It’s certainly looking that way: the Democrat-run (Democrat-dominated) state legislature has just passed a bill to tax online purchases (via Points and Figures, via Instapundit): the bill is just waiting for Governor Pat Quinn’s (D) signature, which is almost certainly inevitable. In fact, the state of Illinois is going to raise taxes across the board – because that’s what Democrats do. Business is good; raise taxes. Business is bad; raise taxes. Business is in a surreal zone where it’s actually a peanut butter sandwich; raise taxes on jelly and mandate jelly’s inclusion in all corporate endeavors.
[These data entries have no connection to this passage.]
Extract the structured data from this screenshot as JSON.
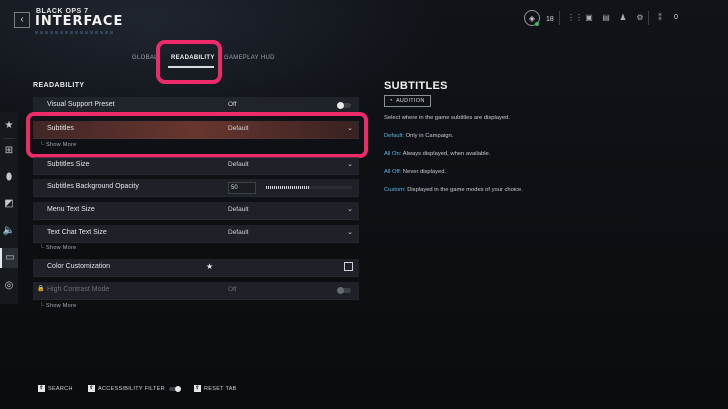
{
  "header": {
    "brand_small": "BLACK OPS 7",
    "brand_title": "INTERFACE",
    "back_glyph": "‹",
    "cod_points": "18",
    "friends_count": "0"
  },
  "tabs": [
    {
      "label": "GLOBAL",
      "active": false
    },
    {
      "label": "READABILITY",
      "active": true
    },
    {
      "label": "GAMEPLAY HUD",
      "active": false
    }
  ],
  "section_title": "READABILITY",
  "settings": [
    {
      "label": "Visual Support Preset",
      "value": "Off",
      "control": "toggle"
    },
    {
      "label": "Subtitles",
      "value": "Default",
      "control": "dropdown",
      "selected": true
    },
    {
      "label": "Subtitles Size",
      "value": "Default",
      "control": "dropdown"
    },
    {
      "label": "Subtitles Background Opacity",
      "value": "50",
      "control": "slider",
      "level": 0.5
    },
    {
      "label": "Menu Text Size",
      "value": "Default",
      "control": "dropdown"
    },
    {
      "label": "Text Chat Text Size",
      "value": "Default",
      "control": "dropdown"
    },
    {
      "label": "Color Customization",
      "value": "★",
      "control": "external"
    },
    {
      "label": "High Contrast Mode",
      "value": "Off",
      "control": "toggle",
      "disabled": true
    }
  ],
  "show_more_label": "Show More",
  "detail": {
    "title": "SUBTITLES",
    "audition_label": "AUDITION",
    "description": "Select where in the game subtitles are displayed.",
    "options": [
      {
        "key": "Default:",
        "text": " Only in Campaign."
      },
      {
        "key": "All On:",
        "text": " Always displayed, when available."
      },
      {
        "key": "All Off:",
        "text": " Never displayed."
      },
      {
        "key": "Custom:",
        "text": " Displayed in the game modes of your choice."
      }
    ]
  },
  "footer": {
    "search_label": "SEARCH",
    "accessibility_filter_label": "ACCESSIBILITY FILTER",
    "reset_tab_label": "RESET TAB"
  },
  "colors": {
    "highlight": "#ef2a6a",
    "accent_text": "#5fb6e8",
    "online": "#35c05a"
  }
}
And, just as inevitable as the sunrise, comes the first report that Amazon.com will end their Illinois Amazon Affiliate program in response. That first link is generally grim reading for Illinois residents: not only does it indicate that the big online retailers are apparently still perfectly willing to drop their affiliate programs in large states, but the smaller online retailers that depend on companies like Overstock and Amazon for their business are well aware that they can do their business in, say, Ohio. Translation: Illinois Democrats are about to damage their business tax base in the course of (unsuccessfully) trying to raise its business tax revenue.
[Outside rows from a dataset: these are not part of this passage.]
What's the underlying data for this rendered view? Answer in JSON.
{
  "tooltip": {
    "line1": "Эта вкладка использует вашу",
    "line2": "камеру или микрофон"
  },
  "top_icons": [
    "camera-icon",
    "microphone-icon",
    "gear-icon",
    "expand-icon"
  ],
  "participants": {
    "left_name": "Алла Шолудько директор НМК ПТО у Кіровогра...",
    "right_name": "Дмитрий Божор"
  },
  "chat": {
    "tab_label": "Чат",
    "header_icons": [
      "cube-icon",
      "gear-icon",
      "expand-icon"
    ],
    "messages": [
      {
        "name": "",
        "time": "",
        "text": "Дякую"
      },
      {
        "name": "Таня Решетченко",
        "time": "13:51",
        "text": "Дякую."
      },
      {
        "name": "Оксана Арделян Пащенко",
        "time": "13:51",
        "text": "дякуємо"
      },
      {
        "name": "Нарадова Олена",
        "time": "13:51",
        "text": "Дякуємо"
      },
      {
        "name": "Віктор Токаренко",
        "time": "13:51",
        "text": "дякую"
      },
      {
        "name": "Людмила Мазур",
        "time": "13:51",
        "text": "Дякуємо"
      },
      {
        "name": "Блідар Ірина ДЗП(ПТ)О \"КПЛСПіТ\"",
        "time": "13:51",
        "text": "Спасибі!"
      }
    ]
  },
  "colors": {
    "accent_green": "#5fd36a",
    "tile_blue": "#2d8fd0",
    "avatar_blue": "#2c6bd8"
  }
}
“Business” as usual, in other words.
Moe Lane (crosspost)
PS: At this point we usually hear from the people who want to ‘yes-but’ along the lines of “Yes, but the state of Illinois has a right to those sales taxes.” Indeed, the state of Illinois has the ‘right’ to raise and levy taxes on in-state purchases. No matter how burdensome and archaic that might be when it comes to online purchases; and no matter that it might be wiser to consider that possibly the fact that people shop online to avoid state sales tax implies that state sales taxes are generally too high. Wiser… but not politically safe; Democratic politicians prefer that government revenue be high, even when it’s at private revenue’s expense. That hypothetical sales tax money wouldn’t be going towards business-friendly programs, after all: it’d be largely going towards government entitlement programs, which are notoriously unprofitable*.
But then, having groups like Amazon pull out of Illinois would be a win, for a certain class of smug types: after all, they showed those corporations who the boss was! – And, really, they don’t actually care about anything else.
*And this would be the point where other people start waxing rhapsodic (and slightly mechanically) about the dubious virtues of widely inefficient government ‘relief’ programs ‘helping’ demographic groups whom said other people generally would only associate with if you put a gun to their heads.
PPS: Just in case it wasn’t exceptionally obvious already; I am an Amazon.com Associate (not based in Illinois, though).